I have a 3 node ClickHouse cluster
<secret>clickhousecluster</secret>
<shard>
<replica>
<host>CHN1</host>
<port>9000</port>
</replica>
</shard>
<shard>
<replica>
<host>CHN2</host>
<port>9000</port>
</replica>
</shard>
<shard>
<replica>
<host>CHN3</host>
<port>9000</port>
</replica>
</shard>
I created a distributed table:
columns:
`timestamp` DateTime CODEC(Delta(4), ZSTD(1)),
`host` LowCardinality(String),`message` String ,
`severity` LowCardinality(String),`message` String
create table db1.hosts_distr on
cluster cluster1 as db1.hosts engine = Distributed(cluster1, db1, hosts, if(severity = 'INFO', 1, 3));
This if(severity = 'INFO', 1, 3)) doesn't work either. It just puts all records on 1 node. What I need is to send all records with severity INFO to 2 nodes and all the rest to 1 node.

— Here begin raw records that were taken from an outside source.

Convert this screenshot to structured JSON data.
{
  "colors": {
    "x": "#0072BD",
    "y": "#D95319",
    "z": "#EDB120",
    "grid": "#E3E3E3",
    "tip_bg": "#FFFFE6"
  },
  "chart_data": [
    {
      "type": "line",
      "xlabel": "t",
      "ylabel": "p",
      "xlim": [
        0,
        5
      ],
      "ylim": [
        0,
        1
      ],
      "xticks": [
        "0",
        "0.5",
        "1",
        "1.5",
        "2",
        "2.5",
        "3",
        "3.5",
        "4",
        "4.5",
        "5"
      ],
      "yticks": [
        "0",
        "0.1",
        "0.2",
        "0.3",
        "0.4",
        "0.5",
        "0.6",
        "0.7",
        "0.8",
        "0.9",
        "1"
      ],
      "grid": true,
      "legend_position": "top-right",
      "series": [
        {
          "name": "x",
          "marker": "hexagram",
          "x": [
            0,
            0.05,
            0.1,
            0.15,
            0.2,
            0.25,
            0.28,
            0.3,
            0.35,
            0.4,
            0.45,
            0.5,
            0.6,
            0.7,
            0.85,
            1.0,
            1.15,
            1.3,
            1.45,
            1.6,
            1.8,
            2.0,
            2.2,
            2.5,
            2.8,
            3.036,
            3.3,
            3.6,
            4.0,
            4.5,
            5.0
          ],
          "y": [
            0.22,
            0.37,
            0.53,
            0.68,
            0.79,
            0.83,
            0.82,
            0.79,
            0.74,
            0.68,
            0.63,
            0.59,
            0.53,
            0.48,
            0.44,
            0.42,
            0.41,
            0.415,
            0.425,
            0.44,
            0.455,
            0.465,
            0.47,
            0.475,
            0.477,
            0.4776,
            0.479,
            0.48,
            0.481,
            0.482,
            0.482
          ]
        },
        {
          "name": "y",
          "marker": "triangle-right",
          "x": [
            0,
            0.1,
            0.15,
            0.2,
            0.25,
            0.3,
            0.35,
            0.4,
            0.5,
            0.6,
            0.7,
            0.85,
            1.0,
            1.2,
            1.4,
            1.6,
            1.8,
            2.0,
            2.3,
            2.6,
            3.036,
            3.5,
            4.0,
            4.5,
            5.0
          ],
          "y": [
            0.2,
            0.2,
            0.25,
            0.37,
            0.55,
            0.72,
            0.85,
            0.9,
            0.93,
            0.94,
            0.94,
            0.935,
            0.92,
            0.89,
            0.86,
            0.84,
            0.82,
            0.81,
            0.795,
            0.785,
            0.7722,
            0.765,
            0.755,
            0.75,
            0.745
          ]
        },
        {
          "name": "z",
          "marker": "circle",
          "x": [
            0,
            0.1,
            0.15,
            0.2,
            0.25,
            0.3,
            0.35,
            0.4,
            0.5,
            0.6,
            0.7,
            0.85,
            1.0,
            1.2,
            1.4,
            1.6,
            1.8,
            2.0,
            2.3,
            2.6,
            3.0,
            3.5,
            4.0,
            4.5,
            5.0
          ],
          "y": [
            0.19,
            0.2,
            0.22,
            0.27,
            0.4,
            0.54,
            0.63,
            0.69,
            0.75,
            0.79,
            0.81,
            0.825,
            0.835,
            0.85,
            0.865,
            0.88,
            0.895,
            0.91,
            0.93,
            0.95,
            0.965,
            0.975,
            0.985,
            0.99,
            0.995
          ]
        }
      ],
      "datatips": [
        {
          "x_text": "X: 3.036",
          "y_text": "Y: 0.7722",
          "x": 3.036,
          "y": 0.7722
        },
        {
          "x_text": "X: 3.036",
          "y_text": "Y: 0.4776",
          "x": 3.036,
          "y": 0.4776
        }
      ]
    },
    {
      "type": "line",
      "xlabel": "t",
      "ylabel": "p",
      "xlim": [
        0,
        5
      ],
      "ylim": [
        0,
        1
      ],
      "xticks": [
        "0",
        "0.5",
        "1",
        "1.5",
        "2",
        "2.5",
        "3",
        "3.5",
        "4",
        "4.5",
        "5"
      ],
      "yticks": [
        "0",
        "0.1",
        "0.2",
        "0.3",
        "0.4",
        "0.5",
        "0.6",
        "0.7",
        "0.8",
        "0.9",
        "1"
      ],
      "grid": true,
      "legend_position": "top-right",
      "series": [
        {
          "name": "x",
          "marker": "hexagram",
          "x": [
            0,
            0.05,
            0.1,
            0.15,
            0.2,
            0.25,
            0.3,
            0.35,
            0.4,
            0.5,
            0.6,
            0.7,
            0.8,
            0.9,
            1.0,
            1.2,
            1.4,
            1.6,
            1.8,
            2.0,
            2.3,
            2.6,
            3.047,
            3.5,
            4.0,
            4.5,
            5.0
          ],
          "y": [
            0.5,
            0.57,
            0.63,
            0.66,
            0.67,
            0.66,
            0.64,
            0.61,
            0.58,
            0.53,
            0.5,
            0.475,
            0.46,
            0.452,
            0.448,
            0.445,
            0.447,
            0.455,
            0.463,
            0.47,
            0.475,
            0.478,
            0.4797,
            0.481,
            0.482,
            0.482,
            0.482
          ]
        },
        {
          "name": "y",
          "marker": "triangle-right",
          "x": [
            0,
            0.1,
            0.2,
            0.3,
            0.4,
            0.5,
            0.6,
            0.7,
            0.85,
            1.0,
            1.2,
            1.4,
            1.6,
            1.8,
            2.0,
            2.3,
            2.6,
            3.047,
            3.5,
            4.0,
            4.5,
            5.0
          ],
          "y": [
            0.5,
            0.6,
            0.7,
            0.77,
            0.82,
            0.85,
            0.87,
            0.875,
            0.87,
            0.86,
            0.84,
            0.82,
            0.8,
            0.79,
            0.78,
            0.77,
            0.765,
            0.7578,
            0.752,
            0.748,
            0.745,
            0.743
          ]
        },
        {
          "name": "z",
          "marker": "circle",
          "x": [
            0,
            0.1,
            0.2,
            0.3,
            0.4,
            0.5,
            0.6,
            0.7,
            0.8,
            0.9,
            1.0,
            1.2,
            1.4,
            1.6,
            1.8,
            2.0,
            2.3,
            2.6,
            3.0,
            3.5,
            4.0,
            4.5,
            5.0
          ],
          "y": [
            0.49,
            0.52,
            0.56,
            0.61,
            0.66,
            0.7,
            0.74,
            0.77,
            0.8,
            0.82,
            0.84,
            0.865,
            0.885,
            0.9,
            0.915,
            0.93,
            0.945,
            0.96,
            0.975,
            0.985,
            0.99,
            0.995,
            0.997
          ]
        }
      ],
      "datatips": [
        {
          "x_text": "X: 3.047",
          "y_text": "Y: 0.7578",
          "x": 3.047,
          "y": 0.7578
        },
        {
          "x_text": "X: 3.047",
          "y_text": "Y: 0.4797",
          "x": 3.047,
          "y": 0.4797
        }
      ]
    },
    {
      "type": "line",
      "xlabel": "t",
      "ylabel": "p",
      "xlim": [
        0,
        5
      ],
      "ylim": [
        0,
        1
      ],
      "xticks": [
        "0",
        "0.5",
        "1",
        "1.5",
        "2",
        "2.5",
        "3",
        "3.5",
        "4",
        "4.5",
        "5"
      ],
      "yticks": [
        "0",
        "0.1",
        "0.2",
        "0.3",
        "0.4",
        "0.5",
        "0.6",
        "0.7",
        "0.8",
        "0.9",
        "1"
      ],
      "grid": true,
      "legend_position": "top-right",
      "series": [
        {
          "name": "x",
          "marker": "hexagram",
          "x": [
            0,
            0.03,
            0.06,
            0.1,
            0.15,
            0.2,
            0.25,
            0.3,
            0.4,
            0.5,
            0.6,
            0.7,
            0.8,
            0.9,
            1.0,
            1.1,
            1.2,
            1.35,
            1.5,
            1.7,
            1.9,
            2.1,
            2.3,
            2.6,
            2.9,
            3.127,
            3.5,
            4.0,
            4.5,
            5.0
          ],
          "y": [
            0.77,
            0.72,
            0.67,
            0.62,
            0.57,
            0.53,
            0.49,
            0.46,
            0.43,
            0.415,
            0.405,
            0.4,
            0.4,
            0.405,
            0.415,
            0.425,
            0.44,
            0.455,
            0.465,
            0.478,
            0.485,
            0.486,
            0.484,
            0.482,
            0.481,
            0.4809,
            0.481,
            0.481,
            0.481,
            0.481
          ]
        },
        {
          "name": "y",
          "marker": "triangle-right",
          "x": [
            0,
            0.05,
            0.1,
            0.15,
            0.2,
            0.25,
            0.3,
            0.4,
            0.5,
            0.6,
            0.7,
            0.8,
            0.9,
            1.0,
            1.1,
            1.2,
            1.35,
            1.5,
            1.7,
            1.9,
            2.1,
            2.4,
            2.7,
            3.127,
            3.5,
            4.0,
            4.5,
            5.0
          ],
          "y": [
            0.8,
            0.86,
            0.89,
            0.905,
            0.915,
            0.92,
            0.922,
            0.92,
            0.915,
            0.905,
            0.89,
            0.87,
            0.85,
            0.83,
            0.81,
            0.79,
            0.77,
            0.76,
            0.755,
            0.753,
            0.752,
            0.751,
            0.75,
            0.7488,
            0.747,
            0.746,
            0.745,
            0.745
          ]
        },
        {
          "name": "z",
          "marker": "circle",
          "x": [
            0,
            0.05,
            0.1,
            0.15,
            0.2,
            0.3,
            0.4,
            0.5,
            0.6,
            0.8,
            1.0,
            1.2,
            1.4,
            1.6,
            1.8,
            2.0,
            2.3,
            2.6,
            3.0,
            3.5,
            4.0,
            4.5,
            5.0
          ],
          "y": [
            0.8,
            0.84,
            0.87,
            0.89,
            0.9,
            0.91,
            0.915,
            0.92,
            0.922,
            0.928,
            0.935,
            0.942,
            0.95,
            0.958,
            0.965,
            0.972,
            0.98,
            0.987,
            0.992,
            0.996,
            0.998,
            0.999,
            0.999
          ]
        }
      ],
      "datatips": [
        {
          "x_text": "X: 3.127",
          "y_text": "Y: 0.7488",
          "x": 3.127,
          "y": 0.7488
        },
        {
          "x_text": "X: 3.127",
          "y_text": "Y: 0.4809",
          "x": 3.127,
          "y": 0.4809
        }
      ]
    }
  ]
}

Is it possible?
Thanks in advance.
when you insert data into distirbuted table
than data will slit in temporary .bin files with Native format, by sharding_expression % number_of_shards in cluster
so proper sharding expression should be in your case
Distributed(cluster1, db1, hosts, if(severity = 'INFO', 1, rand() % 2));
and you will need to change % 2
to % N
when you add more shards
if your db1.hosts
have engine=ReplicatedMergeTree
then you also need add <internal_replication>true</internal_replication>
into each <shard>